On stellar start, Smith sizzling against righties

On stellar start, Smith sizzling against righties

SAN DIEGO -- On a team that has struggled to score runs, outfielder Seth Smith has proven to be the best bat in the lineup through the Padres' first 35 games.

"He's been our most consistent offensive performer, no doubt about it," said Padres manager Bud Black.

Smith went into Thursday's game against the Marlins with a line of .295/.394/.466 and is off to a torrid start in May, with eight hits in 18 at-bats.

Where the left-handed Smith has really succeeded is against right-handed pitching -- which was the main reason the team parted with reliever Luke Gregerson to acquire Smith from the A's.

Last season, the Padres ranked 25th in baseball with a .241 average against right-handed pitching and 29th in OPS (.668) against righties.

This season, Smith has a .305/.389/.488 line against righties in 96 plate appearances with 10 extra-base hits and all seven of his RBIs.

Smith has gotten more playing time early in the season than the Padres originally expected because of injuries to outfielders Carlos Quentin and Cameron Maybin in Spring Training and because the team has faced just four left-handed starting pitchers.

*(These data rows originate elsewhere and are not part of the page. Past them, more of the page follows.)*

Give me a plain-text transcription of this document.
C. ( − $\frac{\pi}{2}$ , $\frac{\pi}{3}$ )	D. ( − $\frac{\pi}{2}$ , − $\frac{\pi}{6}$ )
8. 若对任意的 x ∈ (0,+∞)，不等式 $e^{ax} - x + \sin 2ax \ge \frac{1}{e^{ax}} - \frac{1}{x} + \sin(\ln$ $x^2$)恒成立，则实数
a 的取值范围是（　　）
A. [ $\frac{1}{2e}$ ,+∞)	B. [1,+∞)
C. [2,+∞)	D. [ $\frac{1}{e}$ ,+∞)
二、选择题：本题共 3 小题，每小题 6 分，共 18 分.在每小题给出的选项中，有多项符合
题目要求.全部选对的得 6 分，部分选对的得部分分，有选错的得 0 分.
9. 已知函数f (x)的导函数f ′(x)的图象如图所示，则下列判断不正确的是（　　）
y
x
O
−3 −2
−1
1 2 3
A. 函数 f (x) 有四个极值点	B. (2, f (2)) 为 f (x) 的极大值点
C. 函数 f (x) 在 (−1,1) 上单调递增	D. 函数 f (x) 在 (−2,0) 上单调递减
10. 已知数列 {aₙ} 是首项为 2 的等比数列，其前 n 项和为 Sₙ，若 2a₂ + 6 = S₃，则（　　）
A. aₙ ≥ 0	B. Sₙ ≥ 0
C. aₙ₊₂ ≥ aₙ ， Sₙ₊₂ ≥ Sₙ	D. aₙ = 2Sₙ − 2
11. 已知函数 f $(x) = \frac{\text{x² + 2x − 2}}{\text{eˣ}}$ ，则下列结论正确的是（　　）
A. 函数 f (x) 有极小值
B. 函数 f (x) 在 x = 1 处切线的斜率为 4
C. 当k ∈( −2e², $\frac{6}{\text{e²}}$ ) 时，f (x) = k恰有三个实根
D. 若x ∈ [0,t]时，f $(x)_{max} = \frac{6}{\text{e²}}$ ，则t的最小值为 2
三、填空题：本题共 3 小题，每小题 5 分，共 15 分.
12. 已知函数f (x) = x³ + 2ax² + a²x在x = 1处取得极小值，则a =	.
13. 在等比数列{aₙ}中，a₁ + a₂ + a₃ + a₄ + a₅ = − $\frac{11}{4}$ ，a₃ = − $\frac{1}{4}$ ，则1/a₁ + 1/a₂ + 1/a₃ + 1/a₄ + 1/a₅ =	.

"The thought in Spring Training was Quentin, Maybin, [Will] Venable and [Chris] Denorfia ... those four getting a lot of playing time with Seth mixing in there, giving us that left-handed bat off the bench. But as the season unfolds, many things can happen," Black said.

"That put Seth right in the middle of the action."

Not that Black is surprised by any of this. He liked Smith when he was with the Rockies.

"Offensively, he's been the guy who has remained consistent and has performed. He's getting on base, hitting for average and has done a nice job in left," Black said. "I don't want to say that he's exceeded expectations, but we've thrust him in there about every day.

"No complaints. He's played his butt off."